Existe um livro chamado “Caminha que a vida te encontra”, da famosa escritora Ana Tereza Camasmie, mas para além do título, é a essência para pais que perderam seus filhos. Caminha, pois dessa forma a vida te encontra. Movimente-se, não deixe a dor te consumir.
Ouvi, certa vez, passadas poucas horas da perda de um dos meus filhos e sem saber como colocar aquele sentimento que eu não podia explicar e não queria sentir para fora, que aquela dor ali não tinha nome. Que um filho ao perder um pai fica órfão, que uma esposa ao perder o marido fica viúva, que tudo o que acaba, denomina-se “ex”, mas quem perde um filho não tem nome. Ali eu entendi que o sem nome me acompanharia para o resto da vida. Ainda assim, levei um tempo para compreender que eu precisava caminhar para que a vida pudesse me reencontrar e eu a ela.
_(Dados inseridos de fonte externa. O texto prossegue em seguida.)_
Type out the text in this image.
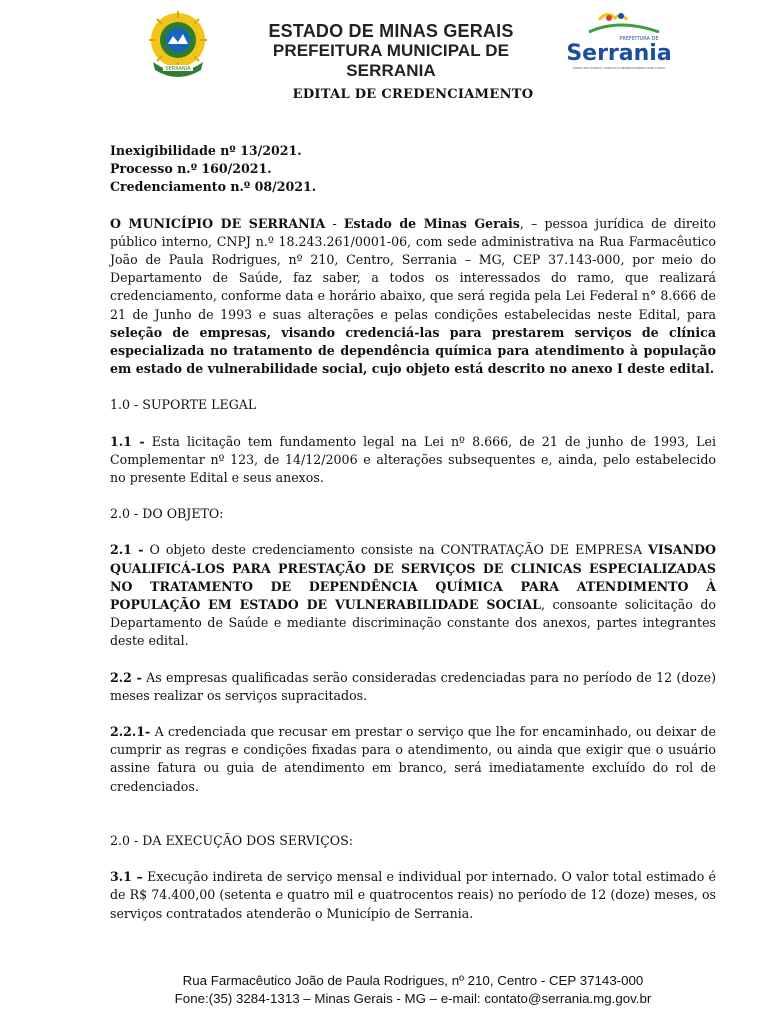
SERRANIA
ESTADO DE MINAS GERAIS
PREFEITURA MUNICIPAL DE SERRANIA
PREFEITURA DE
Serrania
JUNTOS POR TURISMO, TRABALHO E DESENVOLVIMENTO PARA O POVO
EDITAL DE CREDENCIAMENTO
Inexigibilidade nº 13/2021.
Processo n.º 160/2021.
Credenciamento n.º 08/2021.

O MUNICÍPIO DE SERRANIA - Estado de Minas Gerais, – pessoa jurídica de direito público interno, CNPJ n.º 18.243.261/0001-06, com sede administrativa na Rua Farmacêutico João de Paula Rodrigues, nº 210, Centro, Serrania – MG, CEP 37.143-000, por meio do Departamento de Saúde, faz saber, a todos os interessados do ramo, que realizará credenciamento, conforme data e horário abaixo, que será regida pela Lei Federal n° 8.666 de 21 de Junho de 1993 e suas alterações e pelas condições estabelecidas neste Edital, para seleção de empresas, visando credenciá-las para prestarem serviços de clínica especializada no tratamento de dependência química para atendimento à população em estado de vulnerabilidade social, cujo objeto está descrito no anexo I deste edital.

1.0 - SUPORTE LEGAL

1.1 - Esta licitação tem fundamento legal na Lei nº 8.666, de 21 de junho de 1993, Lei Complementar nº 123, de 14/12/2006 e alterações subsequentes e, ainda, pelo estabelecido no presente Edital e seus anexos.

2.0 - DO OBJETO:

2.1 - O objeto deste credenciamento consiste na CONTRATAÇÃO DE EMPRESA VISANDO QUALIFICÁ-LOS PARA PRESTAÇÃO DE SERVIÇOS DE CLINICAS ESPECIALIZADAS NO TRATAMENTO DE DEPENDÊNCIA QUÍMICA PARA ATENDIMENTO À POPULAÇÃO EM ESTADO DE VULNERABILIDADE SOCIAL, consoante solicitação do Departamento de Saúde e mediante discriminação constante dos anexos, partes integrantes deste edital.

2.2 - As empresas qualificadas serão consideradas credenciadas para no período de 12 (doze) meses realizar os serviços supracitados.

2.2.1- A credenciada que recusar em prestar o serviço que lhe for encaminhado, ou deixar de cumprir as regras e condições fixadas para o atendimento, ou ainda que exigir que o usuário assine fatura ou guia de atendimento em branco, será imediatamente excluído do rol de credenciados.

2.0 - DA EXECUÇÃO DOS SERVIÇOS:

3.1 – Execução indireta de serviço mensal e individual por internado. O valor total estimado é de R$ 74.400,00 (setenta e quatro mil e quatrocentos reais) no período de 12 (doze) meses, os serviços contratados atenderão o Município de Serrania.

Rua Farmacêutico João de Paula Rodrigues, nº 210, Centro - CEP 37143-000
Fone:(35) 3284-1313 – Minas Gerais - MG – e-mail: contato@serrania.mg.gov.br
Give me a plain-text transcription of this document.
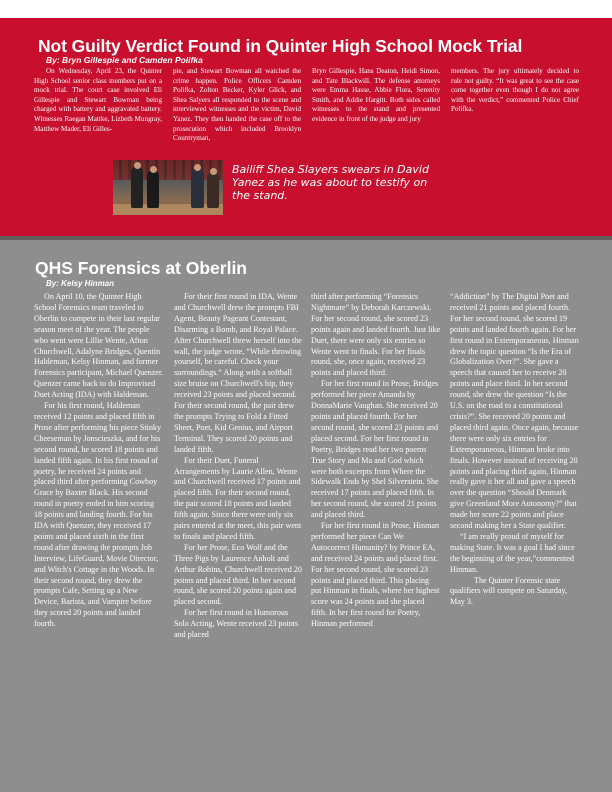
Not Guilty Verdict Found in Quinter High School Mock Trial
By: Bryn Gillespie and Camden Polifka

On Wednesday, April 23, the Quinter High School senior class members put on a mock trial. The court case involved Eli Gillespie and Stewart Bowman being charged with battery and aggravated battery. Witnesses Raegan Mattke, Lizbeth Mungray, Matthew Mader, Eli Gilles-

pie, and Stewart Bowman all watched the crime happen. Police Officers Camden Polifka, Zolton Becker, Kyler Glick, and Shea Salyers all responded to the scene and interviewed witnesses and the victim, David Yanez. They then handed the case off to the prosecution which included Brooklyn Countryman,

Bryn Gillespie, Hans Deaton, Heidi Simon, and Tate Blackwill. The defense attorneys were Emma Hasse, Abbie Flora, Serenity Smith, and Addie Hargitt. Both sides called witnesses to the stand and presented evidence in front of the judge and jury

members. The jury ultimately decided to rule not guilty. “It was great to see the case come together even though I do not agree with the verdict,” commented Police Chief Polifka.

Bailiff Shea Slayers swears in David Yanez as he was about to testify on the stand.
QHS Forensics at Oberlin
By: Kelsy Hinman

On April 10, the Quinter High School Forensics team traveled to Oberlin to compete in their last regular season meet of the year. The people who went were Lillie Wente, Afton Churchwell, Adalyne Bridges, Quentin Haldeman, Kelsy Hinman, and former Forensics participant, Michael Quenzer. Quenzer came back to do Improvised Duet Acting (IDA) with Haldeman.

For his first round, Haldeman received 12 points and placed fifth in Prose after performing his piece Stinky Cheeseman by Jonscieszka, and for his second round, he scored 18 points and landed fifth again. In his first round of poetry, he received 24 points and placed third after performing Cowboy Grace by Baxter Black. His second round in poetry ended in him scoring 18 points and landing fourth. For his IDA with Quenzer, they received 17 points and placed sixth in the first round after drawing the prompts Job Interview, LifeGuard, Movie Director, and Witch's Cottage in the Woods. In their second round, they drew the prompts Cafe, Setting up a New Device, Barista, and Vampire before they scored 20 points and landed fourth.

For their first round in IDA, Wente and Churchwell drew the prompts FBI Agent, Beauty Pageant Contestant, Disarming a Bomb, and Royal Palace. After Churchwell threw herself into the wall, the judge wrote, “While throwing yourself, be careful. Check your surroundings.” Along with a softball size bruise on Churchwell's hip, they received 23 points and placed second. For their second round, the pair drew the prompts Trying to Fold a Fitted Sheet, Poet, Kid Genius, and Airport Terminal. They scored 20 points and landed fifth.

For their Duet, Funeral Arrangements by Laurie Allen, Wente and Churchwell received 17 points and placed fifth. For their second round, the pair scored 18 points and landed fifth again. Since there were only six pairs entered at the meet, this pair went to finals and placed fifth.

For her Prose, Eco Wolf and the Three Pigs by Laurence Anholt and Arthur Robins, Churchwell received 20 points and placed third. In her second round, she scored 20 points again and placed second.

For her first round in Humorous Solo Acting, Wente received 23 points and placed

third after performing “Forensics Nightmare” by Deborah Karczewski. For her second round, she scored 23 points again and landed fourth. Just like Duet, there were only six entries so Wente went to finals. For her finals round, she, once again, received 23 points and placed third.

For her first round in Prose, Bridges performed her piece Amanda by DonnaMarie Vaughan. She received 20 points and placed fourth. For her second round, she scored 23 points and placed second. For her first round in Poetry, Bridges read her two poems True Story and Ma and God which were both excerpts from Where the Sidewalk Ends by Shel Silverstein. She received 17 points and placed fifth. In her second round, she scored 21 points and placed third.

For her first round in Prose, Hinman performed her piece Can We Autocorrect Humanity? by Prince EA, and received 24 points and placed first. For her second round, she scored 23 points and placed third. This placing put Hinman in finals, where her highest score was 24 points and she placed fifth. In her first round for Poetry, Hinman performed

“Addiction” by The Digital Poet and received 21 points and placed fourth. For her second round, she scored 19 points and landed fourth again. For her first round in Extemporaneous, Hinman drew the topic question “Is the Era of Globalization Over?”. She gave a speech that caused her to receive 20 points and place third. In her second round, she drew the question “Is the U.S. on the road to a constitutional crisis?”. She received 20 points and placed third again. Once again, because there were only six entries for Extemporaneous, Hinman broke into finals. However instead of receiving 20 points and placing third again, Hinman really gave it her all and gave a speech over the question “Should Denmark give Greenland More Autonomy?” that made her score 22 points and place second making her a State qualifier.

“I am really proud of myself for making State. It was a goal I had since the beginning of the year,”commented Hinman.

The Quinter Forensic state qualifiers will compete on Saturday, May 3.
Ao me tornar pai, meu mundo ganhou novas cores, tons, amores e sentimentos. Porém, no auge da minha felicidade, fui jogado em queda livre em um novo mundo, onde tudo era dor, escuridão, tristeza e conheci novos tons de preto, de cinza e experimentei sentimentos tão ruins e controversos e senti uma dor tão grande que me consumia, como se me destruísse de dentro para fora.
Foi olhando fundo nos únicos olhos que estavam no mesmo lugar que eu, que senti o impulso de vida mais forte até então. Mesmo pequeno e com pouco espaço, foi um chute, dentro daquele mesmo ventre, que me movimentou fazendo com que um ar novo tomasse os meus pulmões. Não posso dizer que me enchi de vida e nem de esperança, talvez apenas uma coragem mascarada de necessidade. A necessidade de ajudar meu filho a partir livre, cheio de luz e de amor, o tanto quanto ele nos trouxe, mesmo que ele precisasse permanecer mais um tempo ali dentro sentindo o calor de mãe, mesmo sem sentir. E a necessidade de salvar o meu filho, que recebeu a bênção de continuar vivo e conhecer todas as nuances desse mundo.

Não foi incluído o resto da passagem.